In a story sharing some similarities, leading coffee personality Michelle Johnson has also shared publicly her experiences with racism which led to her abrupt departure from Australian gear supplier, educator and Barista Hustle. In this case, the abuse was at the hand of founder Matt Perger, who on two occasions used racially insensitive language in Johnson’s presence, which led to a negotiated exit by Johnson from the company.
Much like the case of Ms Stubblefield and Counter Culture, this situation played out on social media. Perger seems to have made the situation much worse by going forward with his story in a way that showed a tin ear for the current climate and how the situation with Johnson evolved. Not only do Ms Johnson’s and Ms Stubblefield’s respective stories have similarities, there is overlap as Ms Johnson’s contemporaneous private communications with Ms Stubblefield back up her version of events.
Barista Hustle has taken a big hit, as clients have severed their relationships, including the high end equipment manufacturer Fellow which pulled its product portal from Barista Hustle’s e-commerce site, effectively ending the BH coffee gear line for the time being.
For details, again please turn to sprudge.com.

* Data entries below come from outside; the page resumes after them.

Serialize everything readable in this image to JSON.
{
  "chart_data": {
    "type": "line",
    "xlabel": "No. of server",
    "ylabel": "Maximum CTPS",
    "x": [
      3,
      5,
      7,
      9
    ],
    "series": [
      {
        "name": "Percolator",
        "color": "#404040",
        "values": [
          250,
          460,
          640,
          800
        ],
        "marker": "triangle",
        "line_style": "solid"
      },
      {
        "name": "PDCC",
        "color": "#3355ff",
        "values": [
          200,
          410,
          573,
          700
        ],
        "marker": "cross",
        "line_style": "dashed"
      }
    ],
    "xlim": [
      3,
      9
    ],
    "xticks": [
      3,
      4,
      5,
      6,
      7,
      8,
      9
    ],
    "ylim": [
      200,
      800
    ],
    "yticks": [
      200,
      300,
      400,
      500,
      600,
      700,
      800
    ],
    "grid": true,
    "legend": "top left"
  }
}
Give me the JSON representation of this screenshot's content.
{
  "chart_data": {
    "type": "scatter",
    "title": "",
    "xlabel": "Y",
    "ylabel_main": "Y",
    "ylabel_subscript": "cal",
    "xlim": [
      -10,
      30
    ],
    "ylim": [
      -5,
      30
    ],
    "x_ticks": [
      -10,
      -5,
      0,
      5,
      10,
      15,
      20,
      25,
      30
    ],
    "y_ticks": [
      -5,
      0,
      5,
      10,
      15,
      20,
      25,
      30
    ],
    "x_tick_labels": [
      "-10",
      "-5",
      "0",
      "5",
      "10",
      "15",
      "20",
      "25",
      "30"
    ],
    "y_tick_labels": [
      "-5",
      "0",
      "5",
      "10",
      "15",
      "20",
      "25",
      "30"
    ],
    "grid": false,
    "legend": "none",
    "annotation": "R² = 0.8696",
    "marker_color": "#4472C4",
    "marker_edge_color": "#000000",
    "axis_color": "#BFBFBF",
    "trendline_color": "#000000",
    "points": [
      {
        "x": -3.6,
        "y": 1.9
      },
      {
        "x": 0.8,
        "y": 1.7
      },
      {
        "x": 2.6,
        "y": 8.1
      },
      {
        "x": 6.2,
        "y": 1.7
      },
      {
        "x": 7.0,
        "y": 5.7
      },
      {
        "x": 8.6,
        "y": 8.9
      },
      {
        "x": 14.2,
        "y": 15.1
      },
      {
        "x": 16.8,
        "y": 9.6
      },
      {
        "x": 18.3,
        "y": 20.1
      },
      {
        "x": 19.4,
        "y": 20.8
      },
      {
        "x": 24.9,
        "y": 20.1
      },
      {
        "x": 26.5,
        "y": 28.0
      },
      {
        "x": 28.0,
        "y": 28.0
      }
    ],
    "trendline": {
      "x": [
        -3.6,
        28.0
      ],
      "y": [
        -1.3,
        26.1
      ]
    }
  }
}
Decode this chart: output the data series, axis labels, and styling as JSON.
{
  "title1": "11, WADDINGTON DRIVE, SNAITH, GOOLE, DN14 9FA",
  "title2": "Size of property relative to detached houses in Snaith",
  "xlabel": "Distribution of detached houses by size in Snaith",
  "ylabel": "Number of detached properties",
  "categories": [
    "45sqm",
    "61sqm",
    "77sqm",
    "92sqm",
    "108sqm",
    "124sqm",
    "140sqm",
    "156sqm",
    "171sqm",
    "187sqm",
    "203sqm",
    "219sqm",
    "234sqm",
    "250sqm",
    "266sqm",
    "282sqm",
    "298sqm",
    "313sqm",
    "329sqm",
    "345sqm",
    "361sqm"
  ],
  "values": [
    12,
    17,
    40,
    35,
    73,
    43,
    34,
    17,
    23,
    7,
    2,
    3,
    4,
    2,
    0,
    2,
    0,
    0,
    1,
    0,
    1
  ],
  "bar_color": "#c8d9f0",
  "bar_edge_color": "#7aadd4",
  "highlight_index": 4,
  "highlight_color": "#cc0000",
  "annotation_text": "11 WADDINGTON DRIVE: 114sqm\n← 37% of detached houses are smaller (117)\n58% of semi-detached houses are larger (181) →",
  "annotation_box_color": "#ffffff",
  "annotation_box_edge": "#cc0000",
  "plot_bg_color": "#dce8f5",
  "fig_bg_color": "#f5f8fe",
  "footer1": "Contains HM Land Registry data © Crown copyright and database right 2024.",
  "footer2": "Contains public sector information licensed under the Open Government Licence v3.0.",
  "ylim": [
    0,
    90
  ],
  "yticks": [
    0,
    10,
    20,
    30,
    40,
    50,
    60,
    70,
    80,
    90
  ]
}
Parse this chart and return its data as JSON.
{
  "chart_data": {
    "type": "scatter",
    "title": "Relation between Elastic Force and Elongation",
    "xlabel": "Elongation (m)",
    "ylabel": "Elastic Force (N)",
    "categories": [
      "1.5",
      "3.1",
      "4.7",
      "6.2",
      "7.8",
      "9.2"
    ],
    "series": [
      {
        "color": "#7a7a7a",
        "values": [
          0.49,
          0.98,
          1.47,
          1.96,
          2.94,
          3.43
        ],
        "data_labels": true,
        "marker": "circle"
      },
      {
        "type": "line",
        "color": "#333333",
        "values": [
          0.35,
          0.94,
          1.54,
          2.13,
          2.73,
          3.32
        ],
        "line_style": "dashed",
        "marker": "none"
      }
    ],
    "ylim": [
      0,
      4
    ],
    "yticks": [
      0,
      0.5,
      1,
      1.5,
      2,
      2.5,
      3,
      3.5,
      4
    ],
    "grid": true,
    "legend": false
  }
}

Iconic Italian manufacturer of espresso makers La Marzocco’s US twitter account on June 1 issued its support for the protest movement and announced a series of related charitable donations. Things quickly blew up when coffee industry pro Alex Gable responded with a series of allegations of endemic racism at La Marzocco HQ in Florence, where he had worked for a brief time.
Another bit of overlap was that one of the accusations included a La Marzocco manager disparaging Michelle Johnson.
La Marzocco has responded publicly with a series of apologies and promises to investigate and do better, though to this point it seems neither Ms Johnson nor Jenn Chen, the other coffee industry leader targeted in the reported comments, seem particularly thrilled with the responses.
Again, sprudge.com has the story.
Finally, this week industry behemoth Starbucks suffered a major self-inflicted PR wound by publicly taking a pro-Black Lives Matter stance, while at the same time reminding employees not to wear apparel or pins on the job that support…… Black Lives Matter.
Not surprisingly, this lead to a swift backlash online, as the Evil Empire was accused of blatant hypocrisy. Today they reversed course, announcing team members will be free to display their support of BLM.
PPS: I’ll usually link to companies’ web sites in my posts, but to be honest I didn’t feel like it this time. I’m a blogger, not a journalist, so I can be inconsistent and not worry if I seem to take sides if I choose.